1. 51.
    0
    uzun hikaye aslında ama biraz bahsetmek gerekirse, herşey o ırzını gibtiğim taşrasındaki epilepsi hastası 19 yaşındaki çocuk ile başladı. "ne işin var taşra da köyde lan?" diyeniniz olacaktır, hiç girmeyin o muhabbetlere. neyse, epilepsi denilen gibimsonik beyin hastalığında da bahsetmiyorum heç. ben direk konuya giriyorun.

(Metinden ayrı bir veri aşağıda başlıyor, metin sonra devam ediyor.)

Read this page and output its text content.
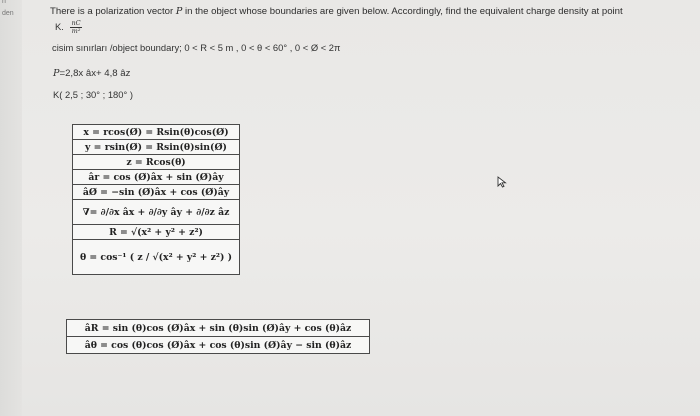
n
den	There is a polarization vector P in the object whose boundaries are given below. Accordingly, find the equivalent charge density at point
K. $\frac{nC}{\text{m²}}$
cisim sınırları /object boundary; 0 < R < 5 m , 0 < θ < 60° , 0 < Ø < 2π
P=2,8x âx+ 4,8 âz
K( 2,5 ; 30° ; 180° )
x = rcos(Ø) = Rsin(θ)cos(Ø)
y = rsin(Ø) = Rsin(θ)sin(Ø)
z = Rcos(θ)
âr = cos (Ø)âx + sin (Ø)ây
âØ = −sin (Ø)âx + cos (Ø)ây
∇= ∂/∂x âx + ∂/∂y ây + ∂/∂z âz
R = √(x² + y² + z²)
θ = cos⁻¹ ( z / √(x² + y² + z²) )
âR = sin (θ)cos (Ø)âx + sin (θ)sin (Ø)ây + cos (θ)âz
âθ = cos (θ)cos (Ø)âx + cos (θ)sin (Ø)ây − sin (θ)âz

    19 yaşında bir çocuk düşünün. ve her gün evinin camından dışarı'yı saatlerce seyreden birisi hayal edin. çok anormal bir şey değil di mi? ama bu bir epilepsi hastası olduğunda bu eylemi gerçekleştirmesi normal olarak algılanır ve umursanmaz. ama ben umursadım lan. anasını gibtiğim çocuğunu bildiğin araştırdım. biraz yalandan yere ilgilendim. amacım o çocuğun her gün belirli saatlerde niye camdan dışarı'ya baktığıydı. sanki birilerini izliyor gibiydi. ama ben o izlediği şeyi göremiyordum lan. tam bu çocukla 1.5 ay boyunca konuşabilmeye çalıştım. ve sonunda konuşmayı başardım. 1.5 ay boyunca, ona neredeyse her gün aynı soruyu sordum. "nereye bakıyorsun olm? kim var dışarda dıbına koyayım?" dedim. ve bana dönüp, cevap bile vermedi. ama o 1.5 ay sonunda öyle bir cevap aldım ki. hayatımı gibti dıbına koyduğum çocuğu. bana dönüp, istenmediğimi söyledi. ve bende "nasıl ya? "kim istemiyor olm?" dedim. ve dıbına koyduğum çocuğu da bir anda cam'ın köşesinden kalkarak, üstüme doğru yürüdü. "artık bizleri rahat bırak" dedi bağırarak. ama oda da kimse yoktu haaa. kanım çekildi, altıma sıçtım dıbına koyayım. ve sonra müezzin rıfkı'ya bildirdim bu durumu. bu anlattıklarımı aynen ona da anlattım. ve bana başından geçen bir kaç şey'i anlattı. ona da musallat olmuşlar falan. hatta dövülmüş adamcağız dıbına koyayım. eğer rıfkı'nın anlattıkları doğruysa, bulaşmayın olm. vallahi bak.

    he bu arada, epilepsi hastası olan kişi halamın tınısının tınısı.